The Only Known Brazilian-Born Holocaust Survivor Celebrates a Bar Mitzvah at 91

by Rochel Schwartz – chabad.org

Andor Stern, the only known Holocaust survivor to have born in Brazil, celebrated his bar mitzvah at the age of 91 in a moving ceremony at Kehilat Israel, São Paulo’s oldest Jewish synagogue. The celebration took place exactly 81 years after Kristallnacht (“Night of Broken Glass”), the infamous pogrom of 1938, when Germans and Austrians rampaged through Jewish neighborhoods, instilling fear and horror as they violently destroyed 267 synagogues, 7,000 Jewish-owned businesses and incarcerated 30,000 Jewish men in concentration camps—a striking contrast to the joy and Jewish pride that could be tangibly felt as Stern put on tefillin for the first time, surrounded by loved ones, friends and community members.

The bar mitzvah had its roots a few months earlier when the São Paulo Holocaust Memorial committee reached out to Stern, asking him to participate in a video featuring interviews with Holocuast survivors. In the course of the interview, it was discovered that Andor was the only known Brazillian-born survivor of the Nazi death camps.

“How did a Brazillian young man find himself in a death camp in Poland?” wondered Chabad-Lubavitch Rabbi Toive Weitman, head of the São Paolo Holocaust Memorial. “Stern’s fascinating story, which he related over the course of the time we spent with him, was quite poignant,” he told Chabad.org.

In 1930 at the age of 3, Stern’s family moved from Brazil to India, where Stern’s father worked for a mining company. Six years later, they moved to Hungary, where his grandparents lived. When Brazil entered World War II in 1942 and sent soldiers to fight for the Allies in Italy, the 15-year-old was considered an enemy of the state and sent to work in a labor camp in the Lower Carpathian region. Seeing a chance to escape, Stern fled the camp. In April 1944, he was arrested and placed on a freight train to Auschwitz, where a few months later his mother and grandparents were killed in the gas chambers of the death camp.

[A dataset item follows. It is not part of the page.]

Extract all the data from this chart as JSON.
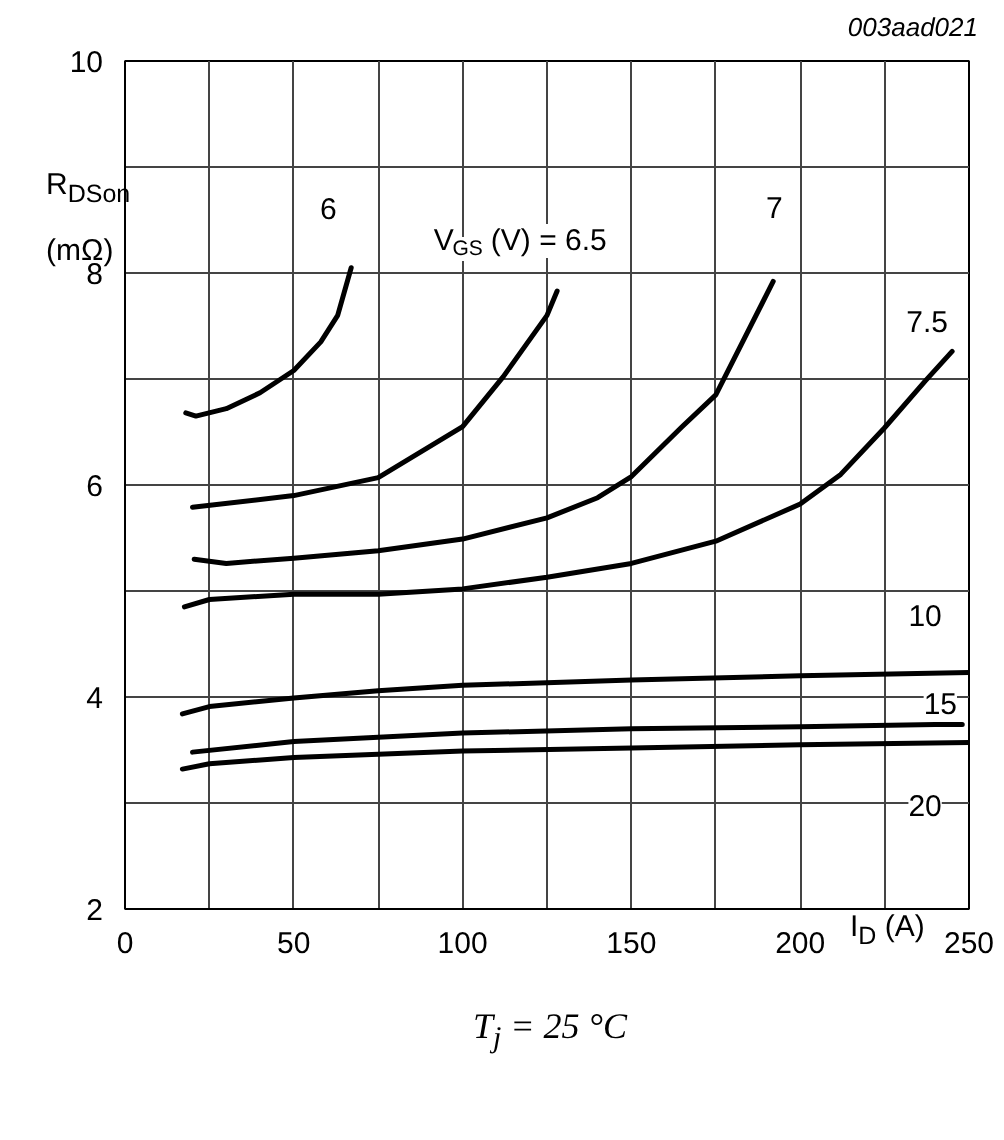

“I saw my mother coming out of the chimney on Oct. 6, 1944. It’s a drag having to remember that, but I remember everything,” he said in a recent interview with Folha de S. Paulo newspaper. “I was out of the world until May 1, 1945, when we were released by the American soldiers. I was 17 and weighed 60 pounds.”

“After hearing such a heart-rending story, we were genuinely moved,” said Weitman. During the interview, Stern said that he had only recently made the decision to reconnect to his Jewish roots, and noted that with his family hiding in Hungary during the war and then being interned in the camps, he had never laid tefillin and so had never officially celebrated his bar mitzvah.

“We had been planning a large event event for the Brazillian community marking 60 years since Krstallnacht, and we thought, ‘What a beautiful idea it would be for Mr. Stern to lay tefillin for the first time in his life at the event,’ ” said Weitman.

Indeed, some 60 years after Auschwitz was liberated, Stern stood proudly donning tefillin, a symbol of Jewish pride and strength. A father of five daughters, nine grandchildren and “too many great-grandchildren to count,” Stern says he was finally able to perform this special mitzvah, binding himself and all of his ancestors and descendants in an eternal bond with G‑d.

The event was indeed beautiful, says Weitman, and epitomized the resilience of the Jewish people. “This is our answer to Hitler and Nazism,” said the rabbi. “Hitler’s goal was not only a physical slaughter of the Jewish people, but also a spiritual extermination. He failed. Mr. Stern continues on, connected to his essence, celebrating life with his family.”

The President of the Museum Board, Breno Krasilchik, spoke at the event and shared some of his sentiments about the celebration: “Happiness does not have an age and does not get old, it always appears in the best moments of life. We are honored to celebrate the life of Mr. Andor Stern today at this momentous Bar Mitzvah celebration. I wish him Mazal Tov.”

Stern, on the other hand, sees himself as a simple man, grateful for life.

“A psychiatrist once told me that everyone who goes through what I did in the war will never be whole again, will never leave the concentration camp. I left it behind,” Stern said during the ceremony. “I’m lucky. I’m not a hero. Despite everything, I am very grateful for everything.”

Rabbi Dovid Weitman helps Andor Stern put on tefillin for the first time. Stern is the only known Holocaust survivor to have born in Brazil.
Rabbi Dovid Weitman, Andor Stern and Rabbi Toive Weitman.
The country-wide awareness about the Holocaust has been heightened in recent years. Recently, the Corinthians, one of Brazil’s most popular soccer teams wore Stars of David on their jerseys to commemorate Kristallnacht, and a commemorative message was affixed to seats in the stadium.